Monday, June 22, 2015

On This Day 1941

     On this day, 22 June 1941, the war machine that was called Nazi Germany intentionally collided with the war machine that was called the Union of Soviet Socialist Republics.

     It was not the beginning of the Second World War, but a continuation and expansion of it.  That war had begun in September 1939, according to the history books.  Or, if you take the longer view of Dean Acheson, the war was itself a continuation of the European Civil War which had begun in 1914 when the powder-keg was set off for what would be called World War I.  Or you could think back as far as the Napoleonic Wars.  Or you could take an even longer view, and say . . . you get the idea, I think.

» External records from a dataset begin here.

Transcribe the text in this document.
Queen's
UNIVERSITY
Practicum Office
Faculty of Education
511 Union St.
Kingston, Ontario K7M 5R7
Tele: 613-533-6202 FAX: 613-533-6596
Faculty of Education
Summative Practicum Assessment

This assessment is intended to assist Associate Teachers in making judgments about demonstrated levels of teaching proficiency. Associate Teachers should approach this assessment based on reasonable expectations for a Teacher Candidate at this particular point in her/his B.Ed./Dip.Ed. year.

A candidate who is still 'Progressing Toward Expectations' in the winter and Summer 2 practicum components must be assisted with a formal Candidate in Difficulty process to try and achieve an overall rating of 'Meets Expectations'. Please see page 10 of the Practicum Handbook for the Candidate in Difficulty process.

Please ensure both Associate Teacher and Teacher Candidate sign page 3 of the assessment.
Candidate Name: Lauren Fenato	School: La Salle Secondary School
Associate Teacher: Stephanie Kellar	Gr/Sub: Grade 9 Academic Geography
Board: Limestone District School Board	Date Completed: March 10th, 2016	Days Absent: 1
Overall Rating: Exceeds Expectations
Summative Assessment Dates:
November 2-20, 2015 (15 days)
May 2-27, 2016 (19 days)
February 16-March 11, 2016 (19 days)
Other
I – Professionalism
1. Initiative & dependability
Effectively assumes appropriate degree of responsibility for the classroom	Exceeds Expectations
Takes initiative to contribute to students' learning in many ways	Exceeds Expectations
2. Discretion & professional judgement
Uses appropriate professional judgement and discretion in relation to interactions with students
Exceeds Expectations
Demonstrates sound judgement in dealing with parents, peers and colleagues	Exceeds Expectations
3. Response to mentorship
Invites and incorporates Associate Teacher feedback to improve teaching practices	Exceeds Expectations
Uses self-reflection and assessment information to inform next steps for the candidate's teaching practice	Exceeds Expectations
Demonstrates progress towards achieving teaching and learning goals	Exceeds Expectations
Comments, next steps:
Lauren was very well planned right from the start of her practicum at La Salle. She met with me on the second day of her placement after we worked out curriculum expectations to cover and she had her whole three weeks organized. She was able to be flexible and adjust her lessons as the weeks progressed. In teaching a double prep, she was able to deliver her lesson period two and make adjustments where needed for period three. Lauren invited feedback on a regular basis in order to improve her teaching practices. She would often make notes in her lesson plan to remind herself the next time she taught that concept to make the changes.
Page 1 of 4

     There were bad guys, and there were bad guys, and there were yet other bad guys.  But however bad they were in 1941, they were even worse by 1945, when the war business shuddered to a halt in the summer of 1945, four very long and very destructive years later.

     There were plenty of bad guys who survived the war.  And there were plenty of "good guys" who didn't.  (Really, they were just ordinary guys -- there were not many of them who were extraordinary saints).  I could paint the horrors in romantic terms, speaking of "maelstroms of war," the "vortex of destruction," the "tragedies of the battlefields," and so forth;  but really, the whole business is better (because more factually) described as a mathematical summation of men conscripted and wounded and killed; women conscripted and raped and killed; children scared and abandoned and killed; war equipment manufactured and perfected and destroyed;  arms factories painstakingly constructed, feverishly worked, and eventually destroyed or abandoned; farms and crops and sheep and cattle and horses devoured; villages smashed; whole cities, both ancient and modern, artilleried and firebombed into smoldering ruins; prisoner-of-war camps that would be filled, and liberated, and emptied, not necessarily in that order.

     European civilization was destroying itself, with the ready assistance of some outsiders.  They served their gods -- whether Mars or Mammon or Molech, I do not know: perhaps it was the entire Unholy Trinity -- and their gods served them up to themselves.

     It has been said that even the best of the battle plans do not survive the first five minutes of contact with the enemy.  The promise of martial glory may, to be sure, survive much longer -- Churchill, at least, seems to have been convinced that it did -- but I do not believe that even martial glory survives to the end of a war, at least not in the minds of those who have suffered through it.  The victory parades, the posthumous bravery medals, and the unctuous speeches are for the benefit of the home folks who have not had to see it:  the war widows, the Rosie Riveters, and the managers of the military-industrial complex who must justify their sacrifices, both real and imagined;  and these, the victory speeches and all the rest, are manufactured and distributed by the Establishments, the elites and their faithful servants in sprawling government offices or chaotic newsrooms.  I was going to say that they were all cynical, but that is not necessarily true -- many may have come to sincerely believe their own propaganda.

     However long the martial glory lasts -- even that martial glory that attaches to the venerable old battle flags in the war museums, and lingers long in the sacred stories of surviving veterans told with tears in the eyes that must be wiped away by the stump of an arm -- graveyards last longer, whether they are national cemeteries, or shallow graves hastily dug and left unmarked, or the Atlantic Ocean.

     But I have gotten ahead of myself.  On that bright summer solstice day in 1941,  when Operation Barbarossa began on the Eastern Front, there were millions of men, women, and children who were not yet dead, wounded, or missing.  The Siege of Leningrad had not yet happened, nor Stalingrad; nor Dresden, nor Hiroshima; nor Pearl Harbor, even.  But they would.

     On this Eastern Front Remembrance Day, it might be well to gather the family and friends around for a re-showing of the movie Enemy at the Gates, in which Jude Law, Ed Harris, Joseph Fiennes, and a large supporting cast portray a part of the Battle of Stalingrad.  You might even let the children watch it:  oh, I know it is rated R for "war violence, and some sexuality," but this:

     Plenty of children had to live (or die) through precisely this, and through much worse than this.

     And, after watching this, the next time you are tempted to glorify war, any war, the children will be primed to ask you the questions that you should have asked, and answered correctly, yourself.

     If there is some member of the Unholy Trinity you secretly worship, remember this:  the Lord of All Worlds has said of Himself, that He will make wars to cease to the ends of the earth.

     And before that good day comes, He has also said, "Blessed are the peacemakers: for they shall be called the sons of God."  Let us fully intend to fulfill that good and high calling.

1 comment:

  1. This post makes it hard for me to see the "romance of war". It will never make it on the Military Channel, or American Heroes Channel on cable.

    I liked what you said on Adam Sayne's recent show: something to the effect that "American enters into foreign conflicts by picking a faction, and then summarily annihilating the others".